Вот и теперь Себастьян осторожно взял Библию, развернул кожаный переплёт и увидел маленький лоскуток льняного платка. Весь продырявленный от многочисленных неуклюжих стирок, посеревший от времени, но до боли дорогой платок. Платок, который повязала ему на руку Вики много лет назад на импровизированных рыцарских турнирах.

Это была единственная вещь, которая связывала его с ней. Это было то, что напоминало ему о ней. В этом платке заключалась вся его жизнь. Он носил его в самой священной для себя книге, понимая, что эти две вещи подпитывают его, пока он далеко от дома. Далеко от неё.

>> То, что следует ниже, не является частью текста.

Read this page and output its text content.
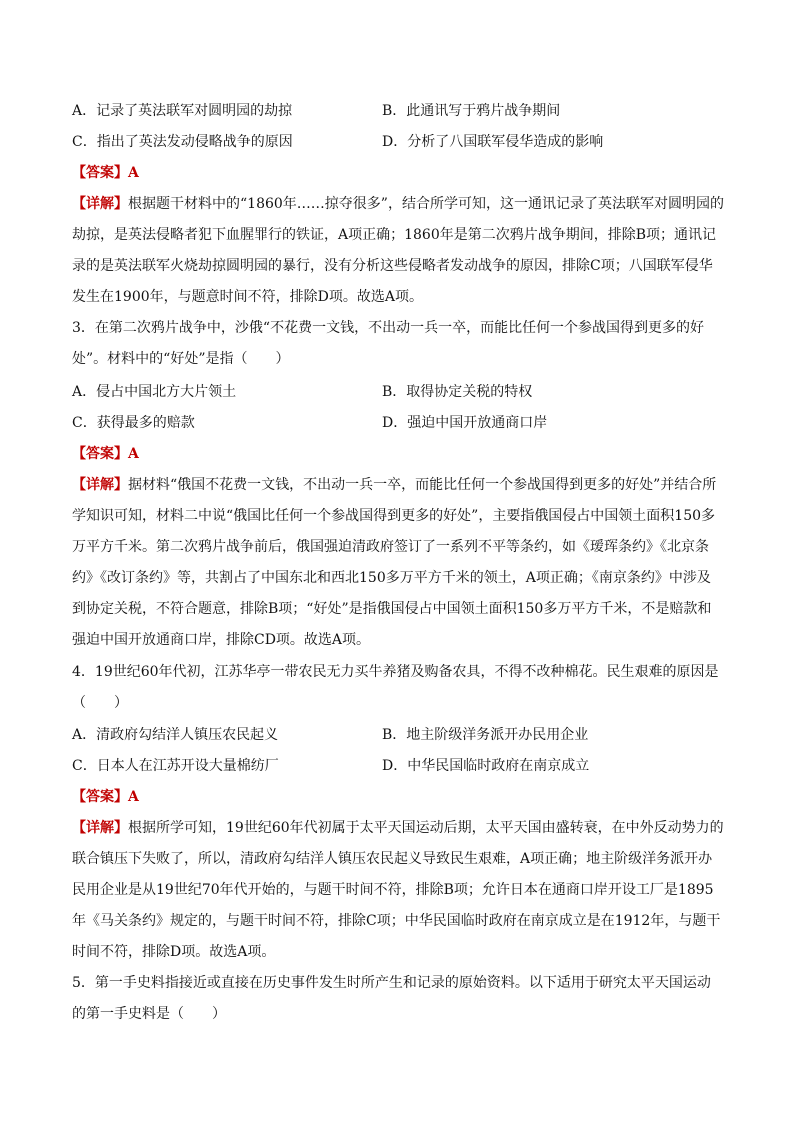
A．记录了英法联军对圆明园的劫掠	B．此通讯写于鸦片战争期间
C．指出了英法发动侵略战争的原因	D．分析了八国联军侵华造成的影响
【答案】A
【详解】根据题干材料中的“1860年……掠夺很多”，结合所学可知，这一通讯记录了英法联军对圆明园的劫掠，是英法侵略者犯下血腥罪行的铁证，A项正确；1860年是第二次鸦片战争期间，排除B项；通讯记录的是英法联军火烧劫掠圆明园的暴行，没有分析这些侵略者发动战争的原因，排除C项；八国联军侵华发生在1900年，与题意时间不符，排除D项。故选A项。
3．在第二次鸦片战争中，沙俄“不花费一文钱，不出动一兵一卒，而能比任何一个参战国得到更多的好处”。材料中的“好处”是指（　　）
A．侵占中国北方大片领土	B．取得协定关税的特权
C．获得最多的赔款	D．强迫中国开放通商口岸
【答案】A
【详解】据材料“俄国不花费一文钱，不出动一兵一卒，而能比任何一个参战国得到更多的好处”并结合所学知识可知，材料二中说“俄国比任何一个参战国得到更多的好处”，主要指俄国侵占中国领土面积150多万平方千米。第二次鸦片战争前后，俄国强迫清政府签订了一系列不平等条约，如《瑷珲条约》《北京条约》《改订条约》等，共割占了中国东北和西北150多万平方千米的领土，A项正确；《南京条约》中涉及到协定关税，不符合题意，排除B项；“好处”是指俄国侵占中国领土面积150多万平方千米，不是赔款和强迫中国开放通商口岸，排除CD项。故选A项。
4．19世纪60年代初，江苏华亭一带农民无力买牛养猪及购备农具，不得不改种棉花。民生艰难的原因是（　　）
A．清政府勾结洋人镇压农民起义	B．地主阶级洋务派开办民用企业
C．日本人在江苏开设大量棉纺厂	D．中华民国临时政府在南京成立
【答案】A
【详解】根据所学可知，19世纪60年代初属于太平天国运动后期，太平天国由盛转衰，在中外反动势力的联合镇压下失败了，所以，清政府勾结洋人镇压农民起义导致民生艰难，A项正确；地主阶级洋务派开办民用企业是从19世纪70年代开始的，与题干时间不符，排除B项；允许日本在通商口岸开设工厂是1895年《马关条约》规定的，与题干时间不符，排除C项；中华民国临时政府在南京成立是在1912年，与题干时间不符，排除D项。故选A项。
5．第一手史料指接近或直接在历史事件发生时所产生和记录的原始资料。以下适用于研究太平天国运动的第一手史料是（　　）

И когда, очнувшись, он лежал в домике старика, и смотрел на платок с вышитыми на нем тремя буквами, её инициалами, Себастьян понял, что должен вернуться к ней. Он не мог умереть, не повидав её, не заглянув в обожаемы глаза. Даже если она забыла о нём.

Он не писал домой ни единого письма, чтобы не получить в ответ послания о том, что возможно Вики вышла замуж. Она была прекрасна, так красиво, что захватывало дух. Она была умна, тактична, проницательна и так безмерно добра, что любой мужчина был бы счастлив видеть её своей спутницей. Он вернулся к ней, даже не зная, замужем она, потеряна ли для него навсегда или нет.

Он просто хотел ещё раз увидеть её. Даже если она уже познала другого мужчину.

Дрожащими пальцами взяв заветный платок, Себастьян приподнял его, а потом зарылся лицом в мягкую материю, ощущая сверлящую боль в груди. Он знал, что она совсем недалека от него, но в то же время далека, как ночная звезда.

Почему-то в столь мрачное для себя время, он вдруг вспомнил далёкий день из прошлого, когда стал гоняться на пляже за бабочками, которые так понравились Вики. Она хотела рассмотреть их вблизи, а они так быстро улетали от неё. И тогда Себастьян решил поймать их для Вики. Он принес на пляж все баночки, какие только смог найти, и в каждой поместил по хрупкой бабочке, сохранив им жизни. Чтобы Вики смогла, наконец, разглядеть каждую из них. С присущим ей заразительным восторгом она обходила каждую баночку, подзывая его делать то же самое. Но он не смотрел на бабочек. Себастьян смотрел на Вики, и с каждой её улыбкой его жизнь наполнялась смыслом и значимостью. В тот день она была счастлива, и грудь его переполняли острые чувства от сознания того, что он сам сделал её счастливой.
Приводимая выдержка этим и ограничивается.